Gov. Gary Herbert has approved a request from Logan Mayor Holly Daines to mandate the wearing of face coverings by residents and visitors.

SALT LAKE CITY – The Utah Department of Health has confirmed that Gov. Gary Herbert has approved a request from Logan Mayor Holly Daines to mandate the wearing of masks or face coverings by city residents and visitors.

Logan now joins a handful of other local entities in Utah that have made the wearing of face coverings in public mandatory. Those entities are Salt Lake City and three Utah counties: Grand, Salt Lake and Summit.

Despite a recent decline in coronavirus cases in the Bear River Health District, Herbert defended his decision on Daines’ request in a general way during the weekly press conference held Thursday by the state COVID-19 Task Force by calling mask wearing “good science and good sense.”

In a July 23 letter sent through the Bear River Health Department to Herbert, Daines said that a city mask mandate was a proactive step toward making local face covering guidelines consistent since both the Logan City School District and Utah State University had already adopted similar policies.

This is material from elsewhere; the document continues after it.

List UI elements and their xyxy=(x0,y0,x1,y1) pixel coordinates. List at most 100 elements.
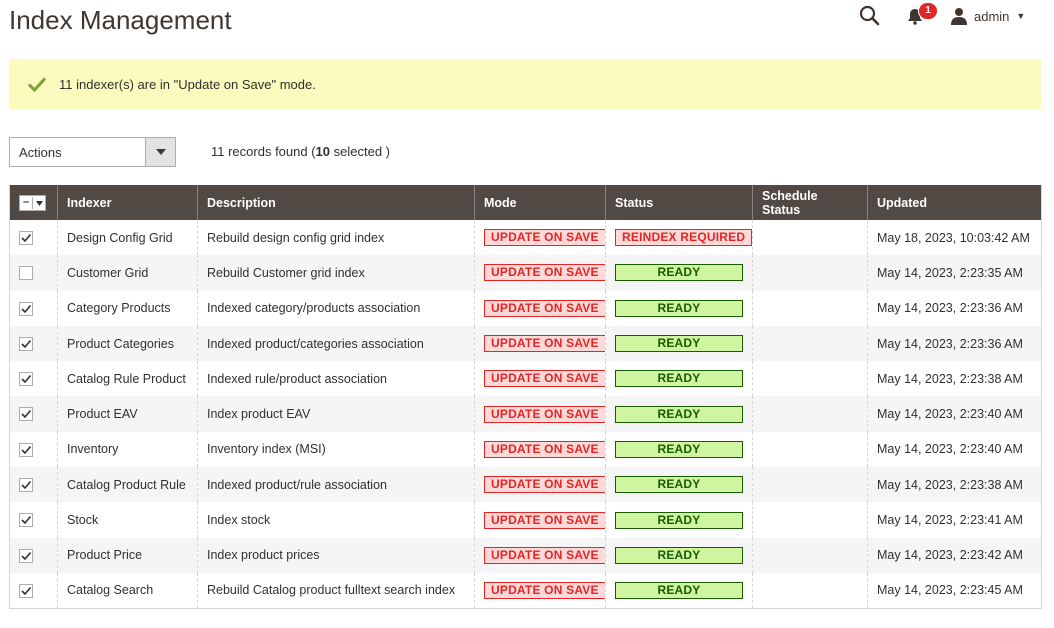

Daines also stressed that a proactive mask mandate is necessary because local health officials have confirmed that community spread of COVID-19 is an issue in the Bear River Health District.

Details of when and how the mask mandate will be implemented will be discussed at a city press conference set to 4 p.m. today.

In general terms, however, Daines has previously stated that the city’s mandate would require masks to be worn indoors in public places whenever contact with other individuals was likely and outdoors whenever social distancing cannot be maintained.

Daines has also pledged that the city has no plans to punitively enforce the mandate.

But mask wearing is no “silver bullet,” according to Dr. Benjamin Adams of Brigham Young University.

At the state COVID-19 briefing on Thursday, Adams called mask wearing an “essential tool” in the effort to slow the spread of the coronavirus, but added that social distancing, hand-washing and avoidance of public gatherings are equally important.